The giving of the requested instruction was discretionary at best, and there was no abuse of that discretion. United States v. Indorato, 628 F.2d 711, 720 (1st Cir. 1980), cert. denied, 449 U.S. 1016, 66 L. Ed. 2d 476, 101 S. Ct. 578 (1980). See United States v. Peltier, 585 F.2d 314, 328-29 (8th Cir. 1978), cert. denied, 440 U.S. 945, 59 L. Ed. 2d 634, 99 S. Ct. 1422 (1979). The instructions, "taken as a whole and viewed in the light of the evidence", Oliveras v. United States Lines Co., supra, 318 F.2d at 892, supplemented, as they were, by counsel's summation in which he had ample opportunity to present his arguments to the jurors, see Sizemore v.

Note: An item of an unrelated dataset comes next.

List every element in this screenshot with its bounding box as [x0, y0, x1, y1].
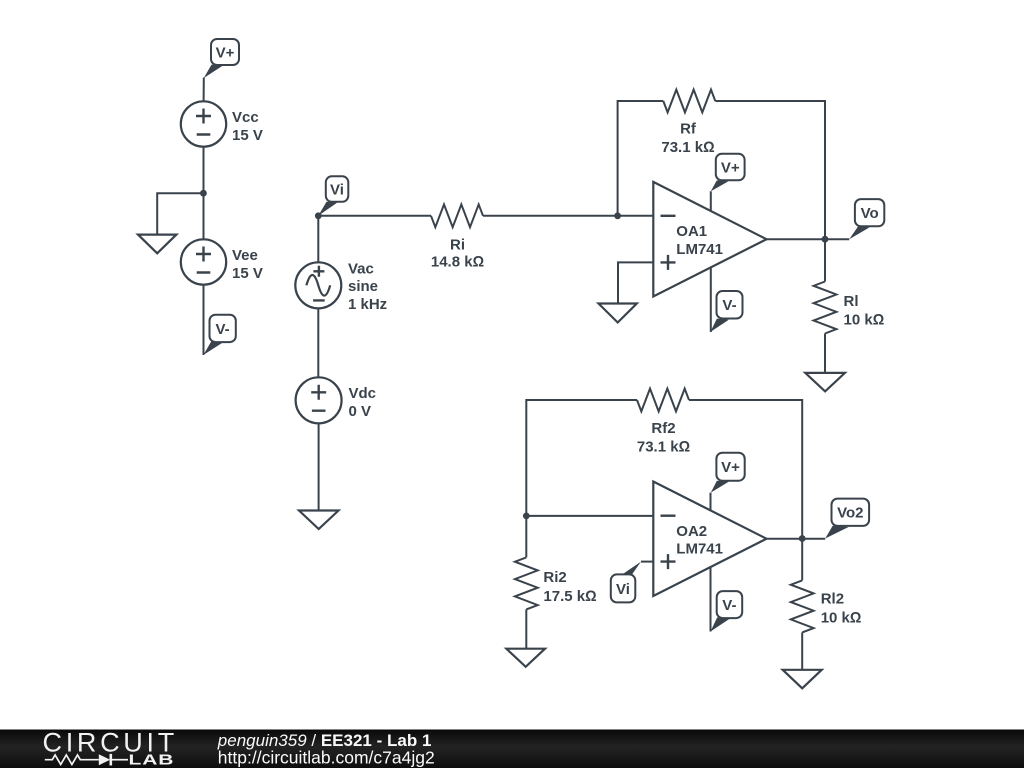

United States Lines, 213 F. Supp. 76, 80 (E.D. Pa. 1962), aff'd, 323 F.2d 774, supra, adequately acquainted the jurors with appellant's theory of the case. Appellant had a fair trial.

The judgment is affirmed.



LUMBARD, Circuit Judge, concurring:

I reluctantly concur in affirming the judgment. Considering all the evidence before the jury, including the extraordinary circumstance that many members of the police department testified for the plaintiff and against a fellow officer, it is difficult to see how the jury could have returned a verdict for the defendant. However, liability was for the jury to decide on the evidence, the arguments of counsel and the instructions from the court.

Had I been the trial judge, I would have given the instruction on consciousness of guilt substantially as requested by the plaintiff. But there is no reason to believe that the jury was not fully aware of all the factors bearing on the credibility of the defense, including the alleged false explanation of events given by the defendant. On such a record, I cannot say that the trial court's failure to give the charge requires us to set aside the judgment and order a new trial.